Aristotele divenne un’autorità nella biologia, zoologia e fisica, tanto che fino al 1500 vigeva
l’espressione autoritaria “ipse dixit”, appunto “lo ha detto lui” (Aristotele). Il filosofo di concentra
sugli aspetti della realtà naturale e contribuisce all’avanzamento di tutte le conoscenze empiriche.
Emblematico del rapporto tra Aristole e Platone è il dipinto di Raffaello dove. Nella Scuola di
Atene, i due filosofi dialogano e mentre il primo indica il basso (la realtà empirica), il secondo
indica il cielo (il mondo delle idee). Platone è il filosofo della trascendenza, Aristotele quello della
immanenza.
Aristotele è entrato adolescente nell’Accademia Platonica ma dopo vent’anni si è distaccato dal
maestro. Diogene Laerzio, biografo di Aristotele, parla di un rapporto antagonistico fra i due.
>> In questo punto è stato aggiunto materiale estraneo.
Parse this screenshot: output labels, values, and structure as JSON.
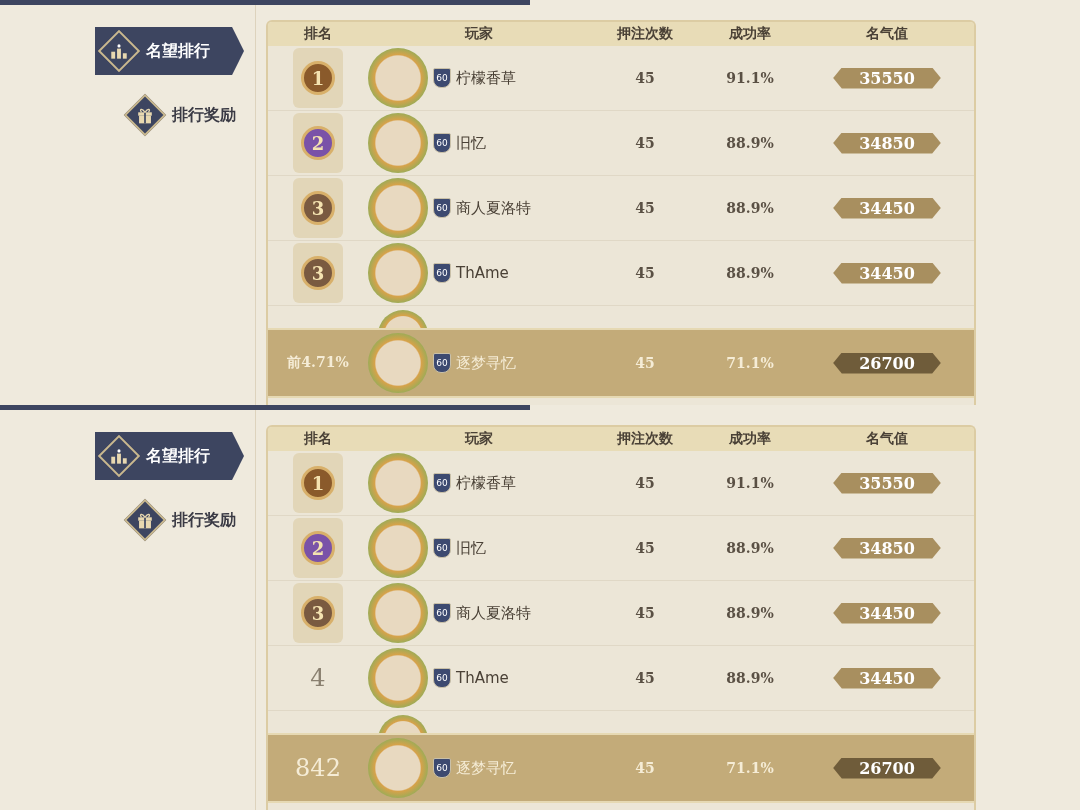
{
  "panels": [
    {
      "nav": [
        {
          "label": "名望排行",
          "kind": "podium",
          "selected": true
        },
        {
          "label": "排行奖励",
          "kind": "gift",
          "selected": false
        }
      ],
      "table": {
        "columns": [
          "排名",
          "玩家",
          "押注次数",
          "成功率",
          "名气值"
        ],
        "rows": [
          {
            "rank": "1",
            "kind": "medal",
            "color": "#8a5a2b",
            "level_badge": "60",
            "player": "柠檬香草",
            "bets": "45",
            "rate": "91.1%",
            "score": "35550"
          },
          {
            "rank": "2",
            "kind": "medal",
            "color": "#7a52a8",
            "level_badge": "60",
            "player": "旧忆",
            "bets": "45",
            "rate": "88.9%",
            "score": "34850"
          },
          {
            "rank": "3",
            "kind": "medal",
            "color": "#7a5a40",
            "level_badge": "60",
            "player": "商人夏洛特",
            "bets": "45",
            "rate": "88.9%",
            "score": "34450"
          },
          {
            "rank": "3",
            "kind": "medal",
            "color": "#7a5a40",
            "level_badge": "60",
            "player": "ThAme",
            "bets": "45",
            "rate": "88.9%",
            "score": "34450"
          }
        ],
        "own_row": {
          "rank": "前4.71%",
          "level_badge": "60",
          "player": "逐梦寻忆",
          "bets": "45",
          "rate": "71.1%",
          "score": "26700"
        }
      }
    },
    {
      "nav": [
        {
          "label": "名望排行",
          "kind": "podium",
          "selected": true
        },
        {
          "label": "排行奖励",
          "kind": "gift",
          "selected": false
        }
      ],
      "table": {
        "columns": [
          "排名",
          "玩家",
          "押注次数",
          "成功率",
          "名气值"
        ],
        "rows": [
          {
            "rank": "1",
            "kind": "medal",
            "color": "#8a5a2b",
            "level_badge": "60",
            "player": "柠檬香草",
            "bets": "45",
            "rate": "91.1%",
            "score": "35550"
          },
          {
            "rank": "2",
            "kind": "medal",
            "color": "#7a52a8",
            "level_badge": "60",
            "player": "旧忆",
            "bets": "45",
            "rate": "88.9%",
            "score": "34850"
          },
          {
            "rank": "3",
            "kind": "medal",
            "color": "#7a5a40",
            "level_badge": "60",
            "player": "商人夏洛特",
            "bets": "45",
            "rate": "88.9%",
            "score": "34450"
          },
          {
            "rank": "4",
            "kind": "plain",
            "level_badge": "60",
            "player": "ThAme",
            "bets": "45",
            "rate": "88.9%",
            "score": "34450"
          }
        ],
        "own_row": {
          "rank": "842",
          "level_badge": "60",
          "player": "逐梦寻忆",
          "bets": "45",
          "rate": "71.1%",
          "score": "26700"
        }
      }
    }
  ]
}
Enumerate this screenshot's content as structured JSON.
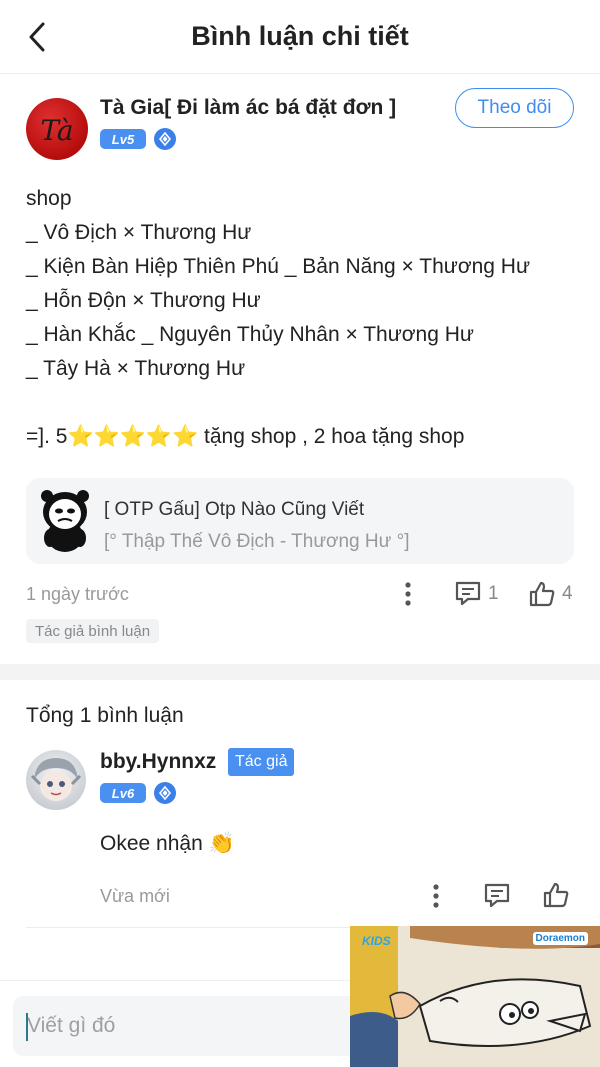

Platone morì nel 347 e viene indicato Speusippo come successore nella guida dell’Accademia
platonica mentre ad Aristotele viene affidata l’educazione di Alessandro Magno. Alessandro ripagò
gli insegnamenti preziosi del maestro fornendogli tutti gli animali a lui necessari per i suoi studi,
ricerche che fecero di Aristotele il maggiore zoologo fino al Settecento. Dipende proprio dagli
insegnamenti di Aristotele il lavoro di incivilimento di Alessandro.
L’uomo è visto da Aristotele come un essere dedito alla conoscenza, curioso, e spinto a conoscere
cosa si celi dietro il mondo fisico. Secondo il filosofo, l’essere è il primo oggetto più importante
della conoscenza umana ed esso si può predicare in vari modi, ma è l’essere in sé che determina la
sostanza dell’individuo. Ad esempio, si può dire Socrate è greco, Socrate è anziano, Socrate
cammina ecc, perché si può dire che Socrate “ è “. L’essere è l’ individuo: sostanza ed individuo
coincidono. Le sostanze sono gli individui. Per sostanza si intende qualcosa che si trova sotto le
apparenze, è la base su cui poggiano le caratteristiche accidentali. La sostanza è semplice,
indivisibile, individuale.
La sostanza è l’organismo, l’individuo vivente; pertanto Aristotele è stto considerato il filosofo
della vita. L’essere è la sostanza, la sostanza è l’individuo, l’individuo è l’organismo (una roccia
posso spaccarla in più parti dove ciascuna di esse avrà la stessa essenza, invece se smembro un
organismo vivente otterrò parti senza significato, deturperò l’essenza dell’organismo). Siamo
quindi agli antipodi di Platone, secondo cui l’essenza sta nel mondo delle idee.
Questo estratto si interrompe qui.